I have no doubt, for example, that if we wanted a better placing on the Olympic medals table, we could do it.

That is what our near neighbours did when they decided that their one gold return from the Atlanta games was insufficient.

And the state set about changing that.

Our ambitions are intrinsically linked to the idea of a strong and functioning state.

We have come through the darkest economic period of our independent republic.

Our people have survived an existential crisis by making sacrifices.

What was that for if we do not wish to be ambitious now about the kind of society we can become.

But at a time when we need ambition, we have chaos.

A government for whom existence is an end in itself.

A do-nothing Dáil.

If the Government survives at all, these will be known as the lost years.

But if nothing else, there is a lesson in this.

If new politics is only about process or the dreams of false consensus it is no politics at all.

Politics is about the resolution of differences in a peaceful and civilised manner – not pretending they don’t exist.

It is comforting, not dispiriting for me to realise that the battle between Hillary Clinton and Donald Trump is a winner takes all;

As long as the lady wins!

For us in Labour there is no easy road back.

But let there be no doubt – we will rebuild this party.

As Churchill put it, I have nothing to offer but blood, toil, tears and sweat.

I’m hoping not too much blood will be required!

We will win back our support in workplaces, in community centres, at doorsteps and in the local pub.

We will win it back by running campaigns once more, and by proposing genuinely progressive solutions.

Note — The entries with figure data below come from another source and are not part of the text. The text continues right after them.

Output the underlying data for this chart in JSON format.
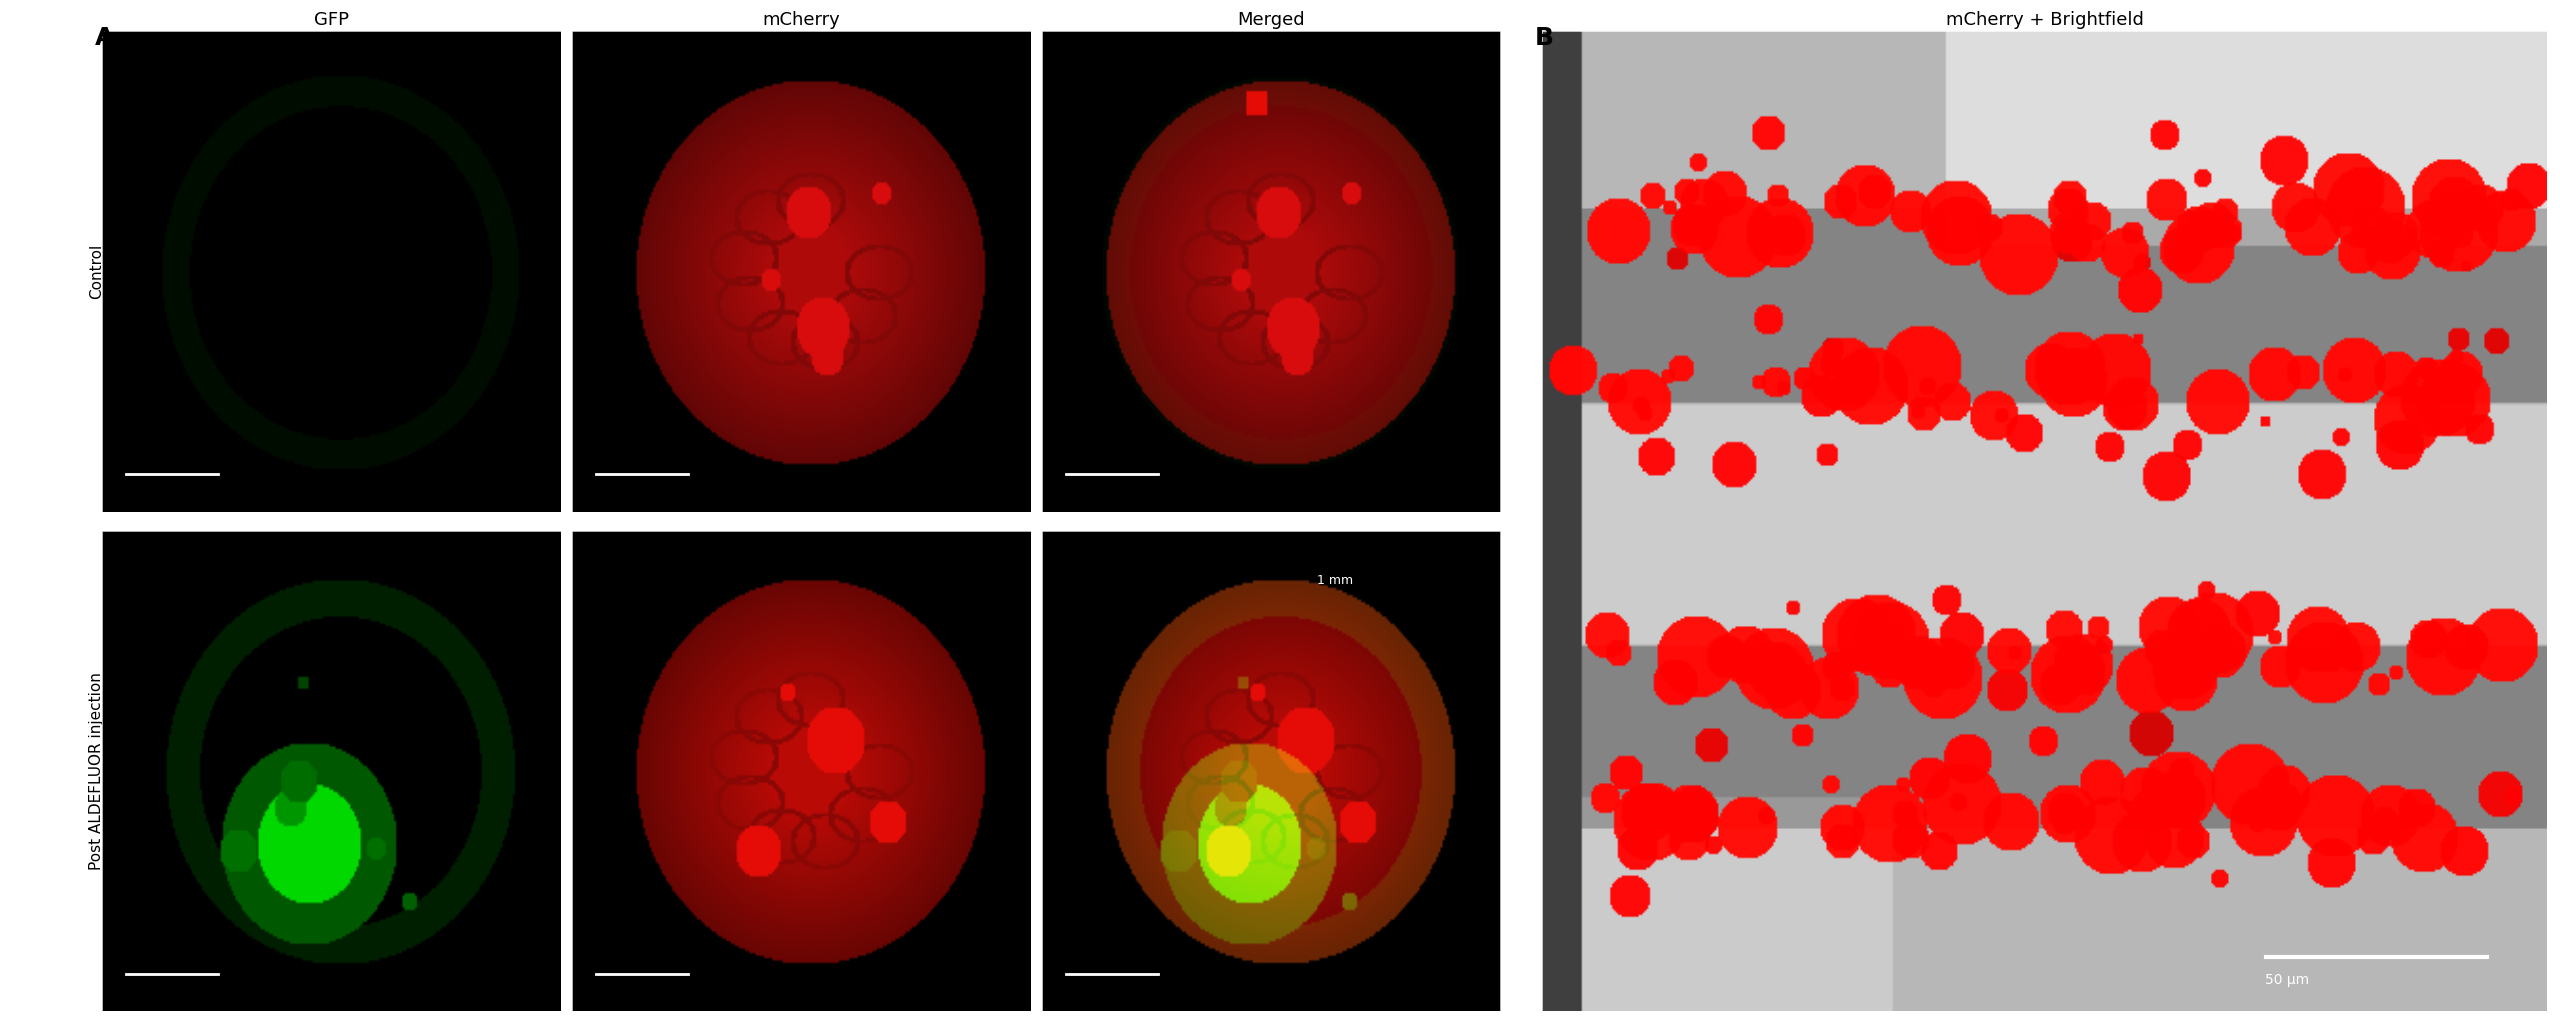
{
  "panel_A_label": "A",
  "panel_B_label": "B",
  "col_labels": [
    "GFP",
    "mCherry",
    "Merged"
  ],
  "row_labels": [
    "Control",
    "Post ALDEFLUOR injection"
  ],
  "panel_B_title": "mCherry + Brightfield",
  "scale_bar_A_text": "1 mm",
  "scale_bar_B_text": "50 μm",
  "bg_color": "#ffffff",
  "panel_bg": "#000000",
  "label_fontsize": 13,
  "title_fontsize": 13,
  "panel_letter_fontsize": 18,
  "row_label_fontsize": 11
}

We will win it back, not by me making statements in the Dáil or elsewhere, but by building an inclusive leadership that means we all put our shoulders to the wheel.

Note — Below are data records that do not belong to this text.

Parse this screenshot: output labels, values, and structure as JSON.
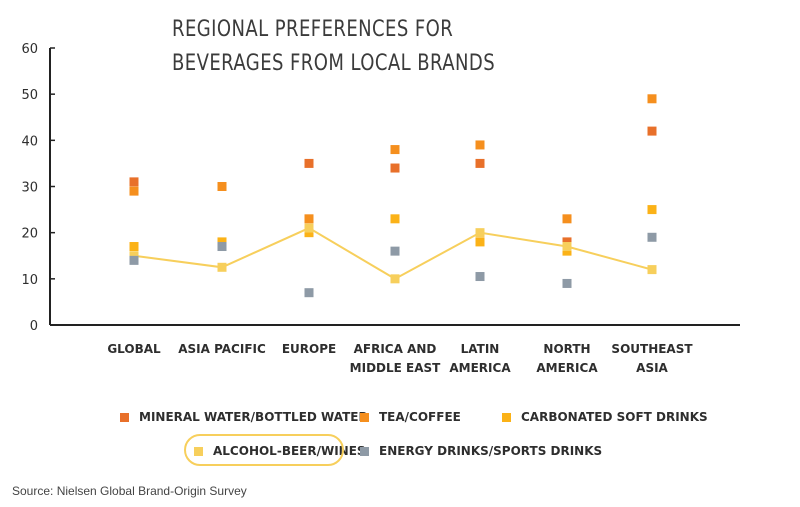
{
  "chart_data": {
    "type": "scatter",
    "title": "REGIONAL PREFERENCES FOR BEVERAGES FROM LOCAL BRANDS",
    "xlabel": "",
    "ylabel": "",
    "ylim": [
      0,
      60
    ],
    "yticks": [
      0,
      10,
      20,
      30,
      40,
      50,
      60
    ],
    "grid": false,
    "legend_position": "bottom",
    "categories": [
      "GLOBAL",
      "ASIA PACIFIC",
      "EUROPE",
      "AFRICA AND MIDDLE EAST",
      "LATIN AMERICA",
      "NORTH AMERICA",
      "SOUTHEAST ASIA"
    ],
    "category_lines": [
      [
        "GLOBAL"
      ],
      [
        "ASIA PACIFIC"
      ],
      [
        "EUROPE"
      ],
      [
        "AFRICA AND",
        "MIDDLE EAST"
      ],
      [
        "LATIN",
        "AMERICA"
      ],
      [
        "NORTH",
        "AMERICA"
      ],
      [
        "SOUTHEAST",
        "ASIA"
      ]
    ],
    "series": [
      {
        "name": "MINERAL WATER/BOTTLED WATER",
        "color": "#e8702a",
        "marker": "square",
        "values": [
          31,
          null,
          35,
          34,
          35,
          18,
          42
        ]
      },
      {
        "name": "TEA/COFFEE",
        "color": "#f58f1e",
        "marker": "square",
        "values": [
          29,
          30,
          23,
          38,
          39,
          23,
          49
        ]
      },
      {
        "name": "CARBONATED SOFT DRINKS",
        "color": "#fbb217",
        "marker": "square",
        "values": [
          17,
          18,
          20,
          23,
          18,
          16,
          25
        ]
      },
      {
        "name": "ALCOHOL-BEER/WINES",
        "color": "#f7cf5c",
        "marker": "square",
        "line": true,
        "values": [
          15,
          12.5,
          21,
          10,
          20,
          17,
          12
        ]
      },
      {
        "name": "ENERGY DRINKS/SPORTS DRINKS",
        "color": "#8e9aa6",
        "marker": "square",
        "values": [
          14,
          17,
          7,
          16,
          10.5,
          9,
          19
        ]
      }
    ],
    "highlighted_series": "ALCOHOL-BEER/WINES"
  },
  "source": "Source: Nielsen Global Brand-Origin Survey"
}
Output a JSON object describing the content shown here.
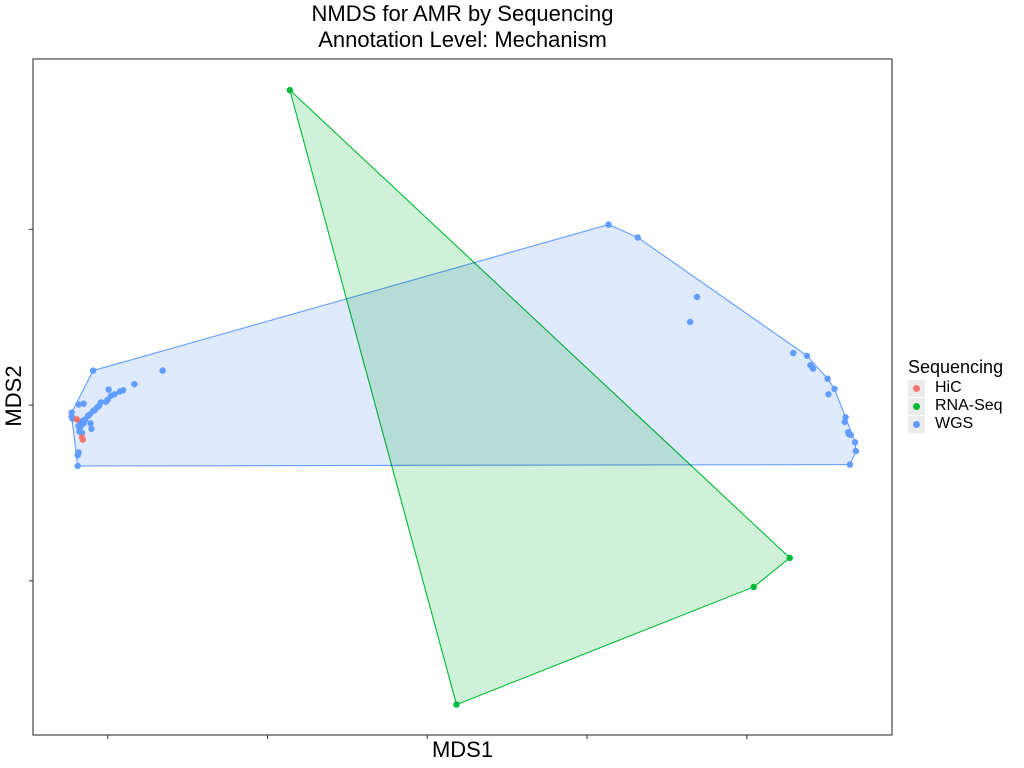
{
  "chart_data": {
    "type": "scatter",
    "title": "NMDS for AMR by Sequencing",
    "subtitle": "Annotation Level: Mechanism",
    "xlabel": "MDS1",
    "ylabel": "MDS2",
    "xlim": [
      0.0,
      1.0
    ],
    "ylim": [
      0.0,
      1.0
    ],
    "grid": false,
    "hulls": true,
    "legend": {
      "title": "Sequencing",
      "placement": "right"
    },
    "series": [
      {
        "name": "HiC",
        "color": "#F8766D",
        "fill": "#FBD0CC",
        "points": [
          [
            0.051,
            0.467
          ],
          [
            0.058,
            0.437
          ],
          [
            0.057,
            0.44
          ]
        ]
      },
      {
        "name": "RNA-Seq",
        "color": "#00BA38",
        "fill": "#CCF0D6",
        "points": [
          [
            0.299,
            0.954
          ],
          [
            0.881,
            0.262
          ],
          [
            0.839,
            0.219
          ],
          [
            0.493,
            0.045
          ]
        ]
      },
      {
        "name": "WGS",
        "color": "#619CFF",
        "fill": "#DDE9FC",
        "points": [
          [
            0.67,
            0.755
          ],
          [
            0.704,
            0.736
          ],
          [
            0.773,
            0.648
          ],
          [
            0.765,
            0.611
          ],
          [
            0.07,
            0.539
          ],
          [
            0.151,
            0.539
          ],
          [
            0.118,
            0.519
          ],
          [
            0.105,
            0.51
          ],
          [
            0.101,
            0.508
          ],
          [
            0.095,
            0.504
          ],
          [
            0.091,
            0.502
          ],
          [
            0.087,
            0.496
          ],
          [
            0.088,
            0.511
          ],
          [
            0.085,
            0.493
          ],
          [
            0.079,
            0.492
          ],
          [
            0.077,
            0.487
          ],
          [
            0.075,
            0.485
          ],
          [
            0.072,
            0.481
          ],
          [
            0.07,
            0.479
          ],
          [
            0.066,
            0.474
          ],
          [
            0.064,
            0.472
          ],
          [
            0.061,
            0.467
          ],
          [
            0.058,
            0.465
          ],
          [
            0.056,
            0.463
          ],
          [
            0.056,
            0.458
          ],
          [
            0.055,
            0.456
          ],
          [
            0.059,
            0.461
          ],
          [
            0.053,
            0.457
          ],
          [
            0.054,
            0.449
          ],
          [
            0.057,
            0.447
          ],
          [
            0.053,
            0.489
          ],
          [
            0.059,
            0.49
          ],
          [
            0.067,
            0.461
          ],
          [
            0.068,
            0.453
          ],
          [
            0.045,
            0.477
          ],
          [
            0.045,
            0.471
          ],
          [
            0.046,
            0.468
          ],
          [
            0.052,
            0.414
          ],
          [
            0.053,
            0.418
          ],
          [
            0.052,
            0.398
          ],
          [
            0.885,
            0.565
          ],
          [
            0.901,
            0.561
          ],
          [
            0.905,
            0.547
          ],
          [
            0.908,
            0.542
          ],
          [
            0.925,
            0.527
          ],
          [
            0.933,
            0.512
          ],
          [
            0.926,
            0.504
          ],
          [
            0.946,
            0.47
          ],
          [
            0.945,
            0.463
          ],
          [
            0.949,
            0.448
          ],
          [
            0.95,
            0.445
          ],
          [
            0.952,
            0.444
          ],
          [
            0.957,
            0.433
          ],
          [
            0.958,
            0.42
          ],
          [
            0.951,
            0.4
          ]
        ]
      }
    ]
  }
}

Whether someone is a TD, a Senator, a Councillor, a member, an activist or a supporter – we need their help.

The rebuilding is already underway.

At the start of last week, over 400 new members had joined Labour in the last few months.

Since then, 200 young people signed up in UCC, with hundreds more signing up in UCD and Trinity this week.

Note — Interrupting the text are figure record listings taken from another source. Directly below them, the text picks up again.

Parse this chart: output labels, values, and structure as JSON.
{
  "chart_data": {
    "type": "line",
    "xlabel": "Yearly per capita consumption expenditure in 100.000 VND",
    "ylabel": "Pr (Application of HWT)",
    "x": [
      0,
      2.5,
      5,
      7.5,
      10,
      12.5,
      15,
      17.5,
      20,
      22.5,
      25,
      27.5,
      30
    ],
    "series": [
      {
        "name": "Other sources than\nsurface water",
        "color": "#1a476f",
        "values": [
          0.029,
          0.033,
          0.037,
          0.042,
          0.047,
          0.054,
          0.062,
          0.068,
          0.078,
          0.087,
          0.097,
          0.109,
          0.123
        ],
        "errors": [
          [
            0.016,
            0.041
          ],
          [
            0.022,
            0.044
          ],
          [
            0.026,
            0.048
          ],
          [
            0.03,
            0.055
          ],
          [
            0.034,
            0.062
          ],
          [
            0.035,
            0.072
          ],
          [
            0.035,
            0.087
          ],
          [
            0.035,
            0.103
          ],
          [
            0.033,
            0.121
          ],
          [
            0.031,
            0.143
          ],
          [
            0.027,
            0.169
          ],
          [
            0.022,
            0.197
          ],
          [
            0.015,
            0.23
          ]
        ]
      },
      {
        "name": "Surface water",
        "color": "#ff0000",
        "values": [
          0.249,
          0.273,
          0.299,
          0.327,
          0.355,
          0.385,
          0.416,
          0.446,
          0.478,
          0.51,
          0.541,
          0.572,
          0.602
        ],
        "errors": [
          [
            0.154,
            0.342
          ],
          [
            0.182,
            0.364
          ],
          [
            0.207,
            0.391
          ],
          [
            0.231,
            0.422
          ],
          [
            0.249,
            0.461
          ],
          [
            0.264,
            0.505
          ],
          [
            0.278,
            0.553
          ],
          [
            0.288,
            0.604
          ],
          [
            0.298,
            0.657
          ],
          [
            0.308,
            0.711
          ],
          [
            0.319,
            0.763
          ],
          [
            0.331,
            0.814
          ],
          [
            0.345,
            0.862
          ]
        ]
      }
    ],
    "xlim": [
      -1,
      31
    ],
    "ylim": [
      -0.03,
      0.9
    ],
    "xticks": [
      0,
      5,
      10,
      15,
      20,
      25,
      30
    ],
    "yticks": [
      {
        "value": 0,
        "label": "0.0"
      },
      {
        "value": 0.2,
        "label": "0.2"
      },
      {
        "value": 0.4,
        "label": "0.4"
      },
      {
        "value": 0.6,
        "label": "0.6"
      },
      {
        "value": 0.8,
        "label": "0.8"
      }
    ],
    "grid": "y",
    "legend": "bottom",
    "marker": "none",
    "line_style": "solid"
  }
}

As I said to Labour Women last weekend, our work won’t be done – not nearly done – when the stalls in colleges are put away.

The rebuilding of the Labour Party will depend on us creating a genuinely inclusive culture.

The members of the Parliamentary Labour Party will work day and night to advance progressive policies and legislation.

But our work does not, and must not, stop at the gates of Leinster House.

We’re not interested in signing people up just for the sake of numbers.

The days of valuing members only in terms of how many doors they knock on during elections must come to an end.

We want people who are involved in devising new and radical policies.

We want people to lead vibrant campaigns at local and national levels.

We want people who will persuade others – in their workplaces, around the dinner table, at community events, and even in the pub – that Labour is the party that will strive for the achievement of social and economic justice and community solidarity.

If we do this right, we will become a movement as much as a political party.

We believe in the authenticity of our politics.

A politics that is about solving problems and creating opportunities.

A politics that is about how people live their lives.

As a party of the Left we do not believe in ceding political power to the forces of conservatism – locally, nationally or internationally.

Staying out of Government, particularly at a time of crisis, because you might do better next time is not politics, it is surrender.

Neil Kinnock once said about his own party – and it is what Connolly wanted for ours – that it was founded to represent working people in parliament including the aspiration to take office.

And what is the point in being in parliament if you don’t aspire to being in Government.

As it was in Government, our focus will remain on the things that impact on the lives of the people we represent.

A people for whom we are ambitious.

Who we believe can get ahead and who should be entitled to aspire to better lives for their children.

That is what Labour is at its best and it is the basis on which our political recovery will be based.

Affording people control of their lives is both an economic and political project.

And it is at the heart of what we stand for.